Race, Class and Justice
Regarding Eugene Robinson's May 15 op-ed, "A Question of Race vs. Class":
Kudos to Sen. Barack Obama (D-Ill.), a longtime supporter of race-based affirmative action, for suggesting that his well-off daughters should not receive preferences in college admission and that disadvantaged students of all races should.
While class-based affirmative action is unfashionable among Democrats, the position has noble roots. In his 1964 book, "Why We Can't Wait," the Rev. Martin Luther King Jr. made the argument for taking steps to address our nation's history. He wrote, "It is obvious that if a man is entered at the starting line in a race three hundred years after another man, the first would have to perform some impossible feat in order to catch up to his fellow man." But instead of proposing preferences for blacks, he suggested a "Bill of Rights for the Disadvantaged." King said, "It is a simple matter of justice that America, in dealing creatively with the task of raising the Negro from backwardness, should also be rescuing a large stratum of the forgotten white poor."
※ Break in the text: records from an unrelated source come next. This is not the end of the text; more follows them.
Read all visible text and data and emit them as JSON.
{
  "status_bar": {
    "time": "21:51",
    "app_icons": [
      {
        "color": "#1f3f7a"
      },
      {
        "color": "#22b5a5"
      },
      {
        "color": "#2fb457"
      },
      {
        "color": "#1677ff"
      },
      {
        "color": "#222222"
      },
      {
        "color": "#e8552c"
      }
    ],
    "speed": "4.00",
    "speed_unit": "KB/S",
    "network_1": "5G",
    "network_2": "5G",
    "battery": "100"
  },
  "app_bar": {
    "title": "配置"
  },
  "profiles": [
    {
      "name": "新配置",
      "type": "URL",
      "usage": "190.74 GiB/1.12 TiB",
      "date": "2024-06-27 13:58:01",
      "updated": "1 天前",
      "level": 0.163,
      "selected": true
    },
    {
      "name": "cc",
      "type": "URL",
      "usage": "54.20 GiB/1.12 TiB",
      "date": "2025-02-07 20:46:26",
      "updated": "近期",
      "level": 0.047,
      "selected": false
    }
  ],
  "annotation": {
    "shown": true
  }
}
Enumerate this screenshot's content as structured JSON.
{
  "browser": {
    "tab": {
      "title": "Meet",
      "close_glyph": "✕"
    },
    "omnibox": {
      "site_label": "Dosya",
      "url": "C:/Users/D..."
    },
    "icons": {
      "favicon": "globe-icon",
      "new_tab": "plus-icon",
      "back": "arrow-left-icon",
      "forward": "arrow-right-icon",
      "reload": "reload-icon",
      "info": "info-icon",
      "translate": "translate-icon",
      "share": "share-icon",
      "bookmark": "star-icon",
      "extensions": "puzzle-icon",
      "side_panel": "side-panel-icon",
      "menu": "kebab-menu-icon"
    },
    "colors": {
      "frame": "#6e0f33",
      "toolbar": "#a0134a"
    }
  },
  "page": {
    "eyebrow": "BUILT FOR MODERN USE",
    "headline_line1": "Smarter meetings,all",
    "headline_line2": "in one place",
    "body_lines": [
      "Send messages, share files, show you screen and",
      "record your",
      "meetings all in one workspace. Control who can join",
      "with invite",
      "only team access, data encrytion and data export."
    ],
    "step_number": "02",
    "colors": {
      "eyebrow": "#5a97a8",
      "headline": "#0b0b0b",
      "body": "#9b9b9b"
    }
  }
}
Today, race-based preferences are in trouble. A ballot initiative opposing affirmative action passed easily in Michigan last year and similar initiatives are planned for several states in 2008. A new conservative Supreme Court majority has set its sights on curtailing the use of race in assignment of students to elementary and secondary schools. It is time for fresh thinking on the difficult issue of affirmative action, and Barack Obama -- following in the footsteps of Martin Luther King Jr. -- may be edging toward a transformative role.